Models in Python all start out as white-box models (i.e. custom Python objects from some modelling library like sklearn or tensorflow). However, to be used with explainers that expect a black-box prediction function, the user has to define a prediction function that conforms to the black-box definition given above. Here we give a few common examples and some pointers about creating a black-box prediction function from a white-box model. In what follows we distinguish between the original white-box model and the wrapped black-box predictor function.

Scikit-learn models

All sklearn models expose a predict method that already conforms to the black-box function interface defined above which makes it easy to create black-box predictors:

predictor = model.predict
explainer = SomeExplainer(predictor, **kwargs)

In some cases for classifiers it may be more appropriate to expose the predict_proba or decision_function method instead of predict, see an example on ALE for classifiers.

Tensorflow models

Tensorflow models (specifically instances of tensorflow.keras.Model) expose a predict method that takes in numpy arrays and returns predictions as numpy arrays [3]:

predictor = model.predict
explainer = SomeExplainer(predictor), **kwargs)

Pytorch models

Pytorch models (specifically instances of torch.nn.Module) expect and return instances of torch.Tensor from the forward method, thus we need to do a bit more work to define the predictor black-box function:

model.eval()

@torch.no_grad()
def predictor(X: np.ndarray) -> np.ndarray:
    X = torch.as_tensor(X, dtype=dtype, device=device)
    return model.forward(X).cpu().numpy()

Note that there are a few differences with tensorflow models:

  • Ensure the model is in the evaluation mode (i.e., model.eval()) and that the mode does not change to training (i.e., model.train()) between consecutive calls to the explainer. Otherwise consider including model.eval() inside the predictor function.

  • Decorate the predictor with @torch.no_grad() to avoid the computation and storage of the gradients which are not needed.

  • Explicit conversion to a tensor with a specific dtype. Whilst tensorflow handles this internally when predict is called, for torch we need to do this manually.

  • Explicit device selection for the tensor. This is an important step as numpy arrays are limited to cpu and if your model is on a gpu it will expect its input tensors to be on a gpu.

  • Explicit conversion of prediction tensor to numpy. We first send the output to the cpu and then transform into numpy array.

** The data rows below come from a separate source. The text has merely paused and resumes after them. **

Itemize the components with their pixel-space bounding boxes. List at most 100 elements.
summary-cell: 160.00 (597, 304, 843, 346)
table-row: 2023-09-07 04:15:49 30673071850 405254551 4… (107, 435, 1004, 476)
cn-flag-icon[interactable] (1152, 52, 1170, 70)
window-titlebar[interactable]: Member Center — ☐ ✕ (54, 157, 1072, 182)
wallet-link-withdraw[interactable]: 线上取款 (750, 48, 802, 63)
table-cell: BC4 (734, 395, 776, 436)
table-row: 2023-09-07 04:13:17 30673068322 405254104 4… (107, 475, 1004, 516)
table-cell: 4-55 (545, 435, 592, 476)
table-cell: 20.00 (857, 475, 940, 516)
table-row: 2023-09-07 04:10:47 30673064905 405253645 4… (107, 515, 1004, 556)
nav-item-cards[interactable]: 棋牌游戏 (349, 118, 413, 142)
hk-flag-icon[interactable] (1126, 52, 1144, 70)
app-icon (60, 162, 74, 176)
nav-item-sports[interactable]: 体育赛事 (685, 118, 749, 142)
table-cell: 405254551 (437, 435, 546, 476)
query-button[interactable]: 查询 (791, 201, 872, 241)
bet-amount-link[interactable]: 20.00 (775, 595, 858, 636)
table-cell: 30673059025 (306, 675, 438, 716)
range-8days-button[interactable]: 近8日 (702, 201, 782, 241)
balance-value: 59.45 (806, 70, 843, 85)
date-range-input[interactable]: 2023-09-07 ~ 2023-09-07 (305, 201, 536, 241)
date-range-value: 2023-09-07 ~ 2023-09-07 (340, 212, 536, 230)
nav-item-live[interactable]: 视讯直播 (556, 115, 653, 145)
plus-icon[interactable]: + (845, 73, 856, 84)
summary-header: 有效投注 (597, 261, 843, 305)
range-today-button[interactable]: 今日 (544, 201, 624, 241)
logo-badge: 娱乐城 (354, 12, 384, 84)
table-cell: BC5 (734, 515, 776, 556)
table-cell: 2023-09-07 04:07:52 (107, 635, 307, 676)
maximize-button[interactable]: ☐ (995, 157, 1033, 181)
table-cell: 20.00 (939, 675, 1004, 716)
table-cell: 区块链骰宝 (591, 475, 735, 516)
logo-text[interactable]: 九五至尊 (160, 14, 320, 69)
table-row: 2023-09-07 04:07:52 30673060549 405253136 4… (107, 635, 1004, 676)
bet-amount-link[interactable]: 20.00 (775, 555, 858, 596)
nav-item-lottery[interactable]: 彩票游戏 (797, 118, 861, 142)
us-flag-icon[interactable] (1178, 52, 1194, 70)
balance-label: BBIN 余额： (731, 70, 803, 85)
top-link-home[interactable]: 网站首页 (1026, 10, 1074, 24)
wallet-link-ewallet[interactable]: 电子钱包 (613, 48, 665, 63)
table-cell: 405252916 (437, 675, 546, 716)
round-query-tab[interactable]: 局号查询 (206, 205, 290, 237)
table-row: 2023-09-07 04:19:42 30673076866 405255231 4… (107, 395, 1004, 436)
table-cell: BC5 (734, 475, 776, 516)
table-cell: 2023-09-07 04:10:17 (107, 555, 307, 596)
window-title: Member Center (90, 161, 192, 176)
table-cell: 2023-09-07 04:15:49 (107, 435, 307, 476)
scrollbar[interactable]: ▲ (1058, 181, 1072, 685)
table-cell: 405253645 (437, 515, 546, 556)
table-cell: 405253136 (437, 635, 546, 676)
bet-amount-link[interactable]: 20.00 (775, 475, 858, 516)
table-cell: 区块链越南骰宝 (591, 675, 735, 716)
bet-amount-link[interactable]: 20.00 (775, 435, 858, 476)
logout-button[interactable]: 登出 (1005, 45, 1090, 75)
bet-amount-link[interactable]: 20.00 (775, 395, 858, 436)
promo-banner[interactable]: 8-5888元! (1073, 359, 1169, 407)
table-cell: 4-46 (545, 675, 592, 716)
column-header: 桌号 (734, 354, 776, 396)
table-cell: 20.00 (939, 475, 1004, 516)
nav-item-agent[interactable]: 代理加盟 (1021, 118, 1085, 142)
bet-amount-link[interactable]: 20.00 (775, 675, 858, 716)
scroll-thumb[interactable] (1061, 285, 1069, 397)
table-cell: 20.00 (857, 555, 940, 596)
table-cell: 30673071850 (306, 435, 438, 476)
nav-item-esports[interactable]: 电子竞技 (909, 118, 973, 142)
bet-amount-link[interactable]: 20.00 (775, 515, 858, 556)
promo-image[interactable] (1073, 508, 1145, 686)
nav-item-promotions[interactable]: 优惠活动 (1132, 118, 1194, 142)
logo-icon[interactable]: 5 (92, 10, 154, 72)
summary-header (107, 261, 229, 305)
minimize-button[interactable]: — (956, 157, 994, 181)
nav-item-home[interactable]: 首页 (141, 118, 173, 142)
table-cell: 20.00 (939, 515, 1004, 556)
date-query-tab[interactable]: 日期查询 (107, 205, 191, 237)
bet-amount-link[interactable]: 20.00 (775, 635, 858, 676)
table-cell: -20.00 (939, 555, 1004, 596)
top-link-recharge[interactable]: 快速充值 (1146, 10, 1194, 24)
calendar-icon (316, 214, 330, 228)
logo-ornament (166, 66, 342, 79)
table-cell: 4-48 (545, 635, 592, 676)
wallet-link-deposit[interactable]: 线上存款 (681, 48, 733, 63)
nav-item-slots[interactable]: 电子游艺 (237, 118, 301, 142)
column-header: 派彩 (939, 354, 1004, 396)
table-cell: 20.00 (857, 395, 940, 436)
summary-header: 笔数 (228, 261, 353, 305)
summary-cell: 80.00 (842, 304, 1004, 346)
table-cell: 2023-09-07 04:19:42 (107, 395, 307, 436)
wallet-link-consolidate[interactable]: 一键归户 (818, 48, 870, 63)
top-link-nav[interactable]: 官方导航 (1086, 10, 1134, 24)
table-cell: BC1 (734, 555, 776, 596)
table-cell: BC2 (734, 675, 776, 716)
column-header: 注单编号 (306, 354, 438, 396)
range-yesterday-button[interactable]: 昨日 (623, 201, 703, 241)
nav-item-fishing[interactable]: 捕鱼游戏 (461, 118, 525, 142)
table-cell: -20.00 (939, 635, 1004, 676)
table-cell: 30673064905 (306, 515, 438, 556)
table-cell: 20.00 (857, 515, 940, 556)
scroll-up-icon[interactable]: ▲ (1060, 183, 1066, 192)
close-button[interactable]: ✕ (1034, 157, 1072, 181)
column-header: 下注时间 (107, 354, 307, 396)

If you are using Pytorch Lightning to create torch models, then the dtype and device can be retrieved as attributes of your LightningModule, see here.

General models

Given the above examples, the pattern for defining a black-box predictor from a white-box model is clear: define a predictor function that manipulates the inputs to and outputs from the underlying model in a way that conforms to the black-box model interface alibi expects:

def predictor(X: np.ndarray) -> np.ndarray:
    inp = transform_input(X)
    output = model(inp) # or call the model-specific prediction method
    output = transform_output(output)
    return output

explainer = SomeExplainer(predictor, **kwargs)

Here transform_input and transform_output are general user-defined functions that appropriately transform the input numpy arrays in a format that the model expects and transform the output predictions into a numpy array so that predictor is an alibi compatible black-box function.